Holding Gabriel’s arms, the two wolves pulled him into the hallway. The three-story building had brick walls and small windows covered with shutters. During some stage of the endless fighting, the wolves had converted the school into a fort, dormitory, storage house, and prison. Who was the commissioner? Gabriel wondered. He had to be bigger and stronger and even more vicious than the men who swaggered down the hallway with clubs and knives hanging from their belts.
They turned a corner, passed through some swinging doors, and stepped into a large room that had once been the school’s auditorium. Curving rows of wooden seats faced a stage. A steel pipe ran across the stage and fed gas into an L-shaped fixture that burned with a bright flame. Two benches were placed near the back wall; the wolves sat there like petitioners outside the door of a king.
At the center of the stage was a large table stacked with manila folders and black ledger books.

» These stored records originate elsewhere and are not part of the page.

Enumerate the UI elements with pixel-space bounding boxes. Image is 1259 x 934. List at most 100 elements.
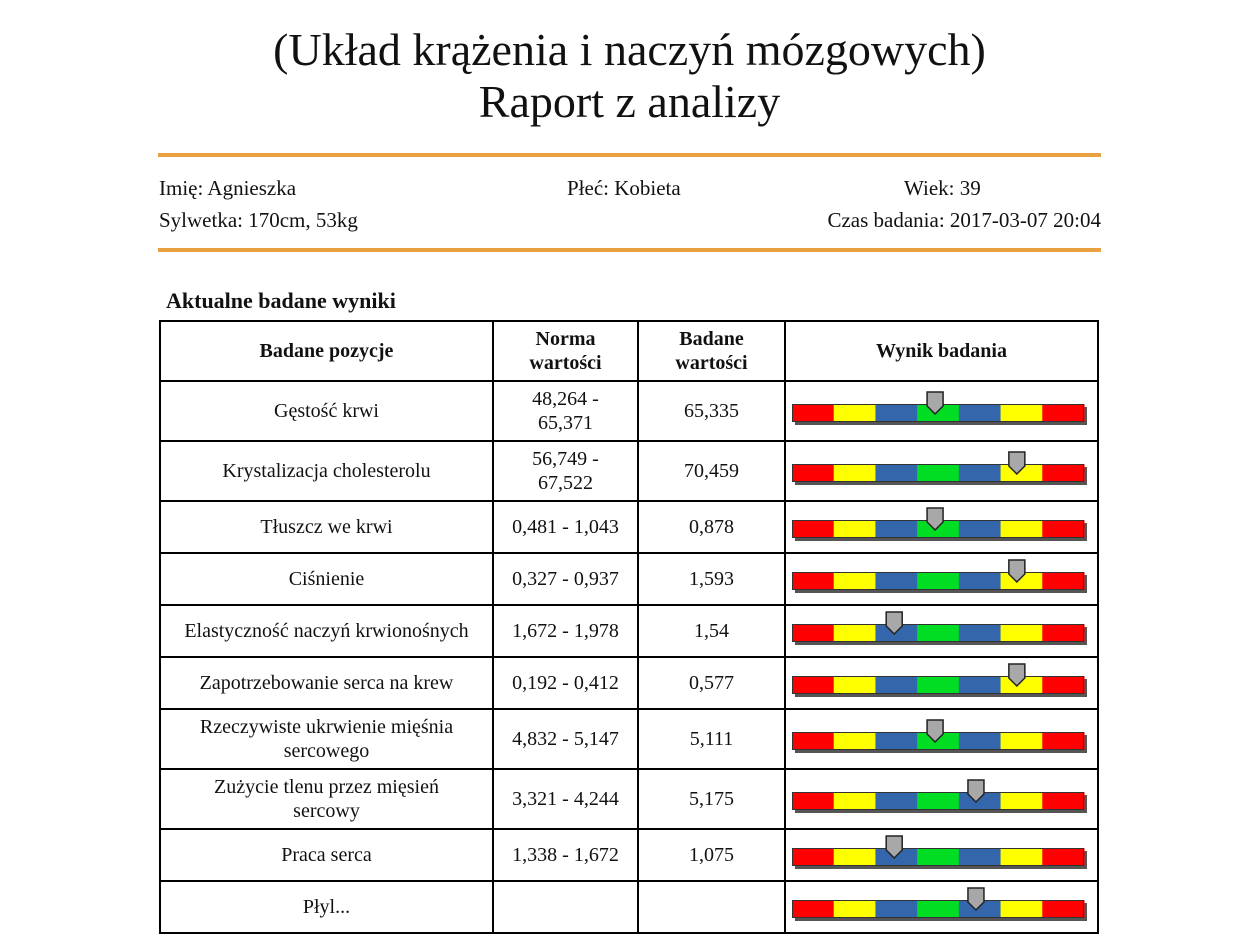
row-norm-line1: 56,749 - (532, 448, 599, 470)
gauge-segment (874, 900, 918, 918)
row-value: 0,878 (637, 500, 786, 554)
gauge-svg (791, 663, 1087, 697)
table-row: Elastyczność naczyń krwionośnych 1,672 - … (159, 604, 1099, 658)
row-item-name-line2: sercowy (293, 800, 360, 822)
gauge-svg (791, 451, 1087, 485)
row-norm-line1: 0,192 - 0,412 (512, 672, 619, 694)
result-gauge (791, 391, 1087, 425)
gauge-segment (833, 900, 876, 918)
gauge-segment (958, 520, 1001, 538)
gauge-segment (874, 624, 918, 642)
top-divider (158, 153, 1101, 157)
gauge-segment (916, 676, 959, 694)
row-result-gauge (784, 768, 1099, 830)
row-result-gauge (784, 500, 1099, 554)
row-value: 70,459 (637, 440, 786, 502)
gauge-border (791, 572, 1084, 590)
gauge-segment (958, 624, 1001, 642)
row-value: 0,577 (637, 656, 786, 710)
gauge-border (791, 624, 1084, 642)
row-value: 5,111 (637, 708, 786, 770)
header-norm-line2: wartości (529, 352, 602, 374)
gauge-segment (916, 732, 959, 750)
row-norm-line1: 4,832 - 5,147 (512, 728, 619, 750)
result-gauge (791, 451, 1087, 485)
gauge-segment (916, 464, 959, 482)
row-norm: 0,481 - 1,043 (492, 500, 639, 554)
gauge-segment (1000, 404, 1043, 422)
row-item-name: Płyl... (159, 880, 494, 934)
header-item: Badane pozycje (159, 320, 494, 382)
row-value (637, 880, 786, 934)
table-row: Zapotrzebowanie serca na krew 0,192 - 0,4… (159, 656, 1099, 710)
header-result: Wynik badania (784, 320, 1099, 382)
row-item-name-line1: Płyl... (302, 896, 351, 918)
row-norm-line1: 3,321 - 4,244 (512, 788, 619, 810)
results-table: Badane pozycje Norma wartości Badane war… (159, 320, 1099, 934)
gauge-segment (1041, 732, 1084, 750)
table-row: Gęstość krwi 48,264 -65,371 65,335 (159, 380, 1099, 442)
gauge-pointer (884, 611, 903, 636)
gauge-svg (791, 559, 1087, 593)
gauge-segment (791, 676, 834, 694)
gauge-segment (1041, 792, 1084, 810)
result-gauge (791, 559, 1087, 593)
gauge-segment (791, 792, 834, 810)
result-gauge (791, 507, 1087, 541)
patient-sex: Płeć: Kobieta (567, 176, 681, 200)
row-norm: 3,321 - 4,244 (492, 768, 639, 830)
header-measured-line1: Badane (679, 328, 744, 350)
gauge-svg (791, 507, 1087, 541)
gauge-segment (791, 624, 834, 642)
row-value: 1,593 (637, 552, 786, 606)
gauge-segment (791, 732, 834, 750)
gauge-segment (958, 404, 1001, 422)
row-norm-line2: 65,371 (538, 412, 593, 434)
result-gauge (791, 719, 1087, 753)
patient-age: Wiek: 39 (904, 176, 981, 200)
gauge-segment (958, 732, 1001, 750)
table-row: Praca serca 1,338 - 1,672 1,075 (159, 828, 1099, 882)
row-norm-line1: 1,338 - 1,672 (512, 844, 619, 866)
gauge-pointer (925, 507, 944, 532)
gauge-segment (833, 848, 876, 866)
gauge-svg (791, 611, 1087, 645)
row-result-gauge (784, 828, 1099, 882)
row-result-gauge (784, 604, 1099, 658)
gauge-segment (874, 572, 918, 590)
gauge-segment (874, 464, 918, 482)
table-row: Tłuszcz we krwi 0,481 - 1,043 0,878 (159, 500, 1099, 554)
gauge-segment (958, 676, 1001, 694)
gauge-segment (833, 792, 876, 810)
header-measured-line2: wartości (675, 352, 748, 374)
gauge-segment (833, 464, 876, 482)
gauge-svg (791, 391, 1087, 425)
row-norm-line1: 1,672 - 1,978 (512, 620, 619, 642)
patient-name: Imię: Agnieszka (159, 176, 297, 200)
gauge-pointer (925, 391, 944, 416)
gauge-segment (874, 520, 918, 538)
gauge-segment (958, 464, 1001, 482)
row-item-name-line1: Rzeczywiste ukrwienie mięśnia (199, 716, 454, 738)
gauge-border (791, 792, 1084, 810)
table-row: Zużycie tlenu przez mięsień sercowy 3,321 … (159, 768, 1099, 830)
row-item-name-line1: Ciśnienie (288, 568, 365, 590)
bottom-divider (158, 248, 1101, 252)
row-norm-line1: 0,327 - 0,937 (512, 568, 619, 590)
section-title: Aktualne badane wyniki (166, 288, 396, 313)
report-title-line1: (Układ krążenia i naczyń mózgowych) (273, 24, 986, 75)
row-result-gauge (784, 440, 1099, 502)
row-norm: 56,749 -67,522 (492, 440, 639, 502)
row-result-gauge (784, 656, 1099, 710)
report-title-line2: Raport z analizy (478, 76, 781, 127)
result-gauge (791, 779, 1087, 813)
row-item-name-line1: Krystalizacja cholesterolu (222, 460, 431, 482)
row-norm: 0,192 - 0,412 (492, 656, 639, 710)
result-gauge (791, 611, 1087, 645)
gauge-svg (791, 835, 1087, 869)
row-value: 1,075 (637, 828, 786, 882)
row-item-name: Zużycie tlenu przez mięsień sercowy (159, 768, 494, 830)
gauge-segment (1041, 520, 1084, 538)
row-item-name: Ciśnienie (159, 552, 494, 606)
gauge-segment (1041, 848, 1084, 866)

The man sitting behind the table wore a dark blue business suit, a white shirt, and a red bow tie. He was thin and bald and his face radiated self-righteousness. Even from a distance, Gabriel felt like this man knew all the regulations and he was prepared to enforce them in every possible way. There would be no negotiations or concessions. Everyone was guilty-and they would be punished.
Gabriel’s two guards stopped halfway down the aisle and waited for the commissioner to conclude his interview with a large man who was holding a gunnysack wet with blood. One of the commissioner’s assistants counted the objects inside the sack and then whispered a number.
“Very good.” The commissioner’s voice was strong and purposeful. “You may receive your food allocation.”